Proxy proposal resubmissions, which allow proposals the time to gather momentum, also face tighter restrictions under the new regulations. A minimum 5% vote is required for a first resubmission in the following five years, up from 3%. Proposals resubmitted twice or three or more times in the prior five years would require minimum votes of 15% and 25% in support, respectively, in the following three years, up from 6% and 10%.
(Related: SEC Approves Proposed Proxy Rule Changes)
The new rules will take effect 60 days after publication in the Federal Register and apply to any shareholder proposals submitted for an annual or special meeting held on or after Jan. 1, 2020. They were first proposed in November 2019.
SEC Jay Clayton, in a statement, said the amendments “ensure there is an appropriate alignment of interests between shareholder-proponents and their fellow shareholders and illustrate again why retrospective review and, as appropriate, modernization of our rules is necessary.”
The rules had not changed much since amendments approved in 1954 and 1998.
Commissioner Elad Roisman noted the amendments “aim to ensure that shareholder-proponents demonstrate a sufficient economic stake or investment interest in a company before they are able to submit proposals to be included in a company proxy’s statement, paid for by all shareholders.”
Recently confirmed Commissioner Caroline Crenshaw said the expected benefit for companies will come at the expense of the small shareholder.

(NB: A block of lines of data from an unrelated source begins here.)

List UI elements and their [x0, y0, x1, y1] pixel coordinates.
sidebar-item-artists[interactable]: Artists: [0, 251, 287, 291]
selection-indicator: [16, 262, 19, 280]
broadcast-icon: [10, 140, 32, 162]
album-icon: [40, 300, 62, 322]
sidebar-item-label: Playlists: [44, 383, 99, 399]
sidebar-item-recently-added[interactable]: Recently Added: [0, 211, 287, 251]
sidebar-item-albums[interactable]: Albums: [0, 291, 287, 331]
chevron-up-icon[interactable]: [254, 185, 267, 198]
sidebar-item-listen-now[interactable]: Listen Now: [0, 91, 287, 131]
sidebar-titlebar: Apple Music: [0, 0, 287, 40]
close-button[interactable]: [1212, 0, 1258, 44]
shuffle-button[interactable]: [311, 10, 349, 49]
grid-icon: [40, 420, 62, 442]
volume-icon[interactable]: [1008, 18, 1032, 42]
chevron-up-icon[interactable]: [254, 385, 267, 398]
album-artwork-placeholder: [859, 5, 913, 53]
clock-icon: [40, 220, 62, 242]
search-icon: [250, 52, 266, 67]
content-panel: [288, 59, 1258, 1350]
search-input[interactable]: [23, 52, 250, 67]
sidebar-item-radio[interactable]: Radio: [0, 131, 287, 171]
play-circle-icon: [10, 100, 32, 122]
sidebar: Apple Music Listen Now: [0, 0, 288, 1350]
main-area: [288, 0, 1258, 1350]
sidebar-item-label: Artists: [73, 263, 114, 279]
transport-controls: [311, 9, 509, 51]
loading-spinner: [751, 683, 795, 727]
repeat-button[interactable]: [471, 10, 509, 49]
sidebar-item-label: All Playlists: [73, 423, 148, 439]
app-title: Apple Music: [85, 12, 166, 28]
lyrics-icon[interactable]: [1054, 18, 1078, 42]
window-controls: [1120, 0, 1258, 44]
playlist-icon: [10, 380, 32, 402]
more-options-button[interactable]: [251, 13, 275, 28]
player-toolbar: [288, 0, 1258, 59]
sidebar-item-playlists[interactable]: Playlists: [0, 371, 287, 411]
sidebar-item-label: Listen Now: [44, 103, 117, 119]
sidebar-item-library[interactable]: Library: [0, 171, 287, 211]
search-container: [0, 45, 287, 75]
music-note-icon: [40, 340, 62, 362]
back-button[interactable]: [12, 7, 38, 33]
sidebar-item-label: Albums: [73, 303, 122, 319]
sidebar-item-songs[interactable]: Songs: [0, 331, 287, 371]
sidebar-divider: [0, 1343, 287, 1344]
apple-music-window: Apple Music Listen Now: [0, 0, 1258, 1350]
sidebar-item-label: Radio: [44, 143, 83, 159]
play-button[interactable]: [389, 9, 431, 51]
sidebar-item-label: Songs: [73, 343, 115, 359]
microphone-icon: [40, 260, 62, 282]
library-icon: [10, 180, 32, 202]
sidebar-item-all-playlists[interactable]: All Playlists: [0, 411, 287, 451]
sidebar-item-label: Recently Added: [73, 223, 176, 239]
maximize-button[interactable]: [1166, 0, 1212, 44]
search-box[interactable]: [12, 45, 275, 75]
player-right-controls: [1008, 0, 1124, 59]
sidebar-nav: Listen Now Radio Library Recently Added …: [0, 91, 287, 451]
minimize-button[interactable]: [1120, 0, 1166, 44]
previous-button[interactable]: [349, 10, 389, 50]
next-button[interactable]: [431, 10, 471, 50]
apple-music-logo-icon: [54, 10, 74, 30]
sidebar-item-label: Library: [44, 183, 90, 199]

The amendments are “designed to reduce costs for corporations” but will simultaneously hurt smaller investors who cannot afford to invest $25,000 or wait years to suggest a solution to a problem they’ve already identified.
“The rule leaves most majority of investors a hard choice: maintain a diversified and well-balanced portfolio as experts recommend but be shut from corporate discourse, or participate in the conversation but take on the greater risk that investing $25,000 of retirement savings in a single stock will pay off?” said Crenshaw in a statement.
Commissioner Allison Herren Lee also opposed the changes because of their impact on markets and small investors. “Retail investors will be greatly disenfranchised … the rights of smaller investors [are] valued at zero.”
The new rules are especially problematic for Investor groups focused on environmental, social and governance factors that affect companies.
Danielle Fugere, president of As You Sow, noted that the SEC vote “comes at a time when shareholders are appropriately acknowledging — and asking their companies to address — a wide range of social and environmental issues that have the potential to harm our environment, economy, and companies’ value. The market is moving inexorably into a new era of sustainable business practices; the SEC’s new rule demonstrates a failure to understand and support this necessary transition.”
Her colleague Andrew Behar, the CEO of As You Sow, said the changes “will force shareholders to escalate to litigation and other means.”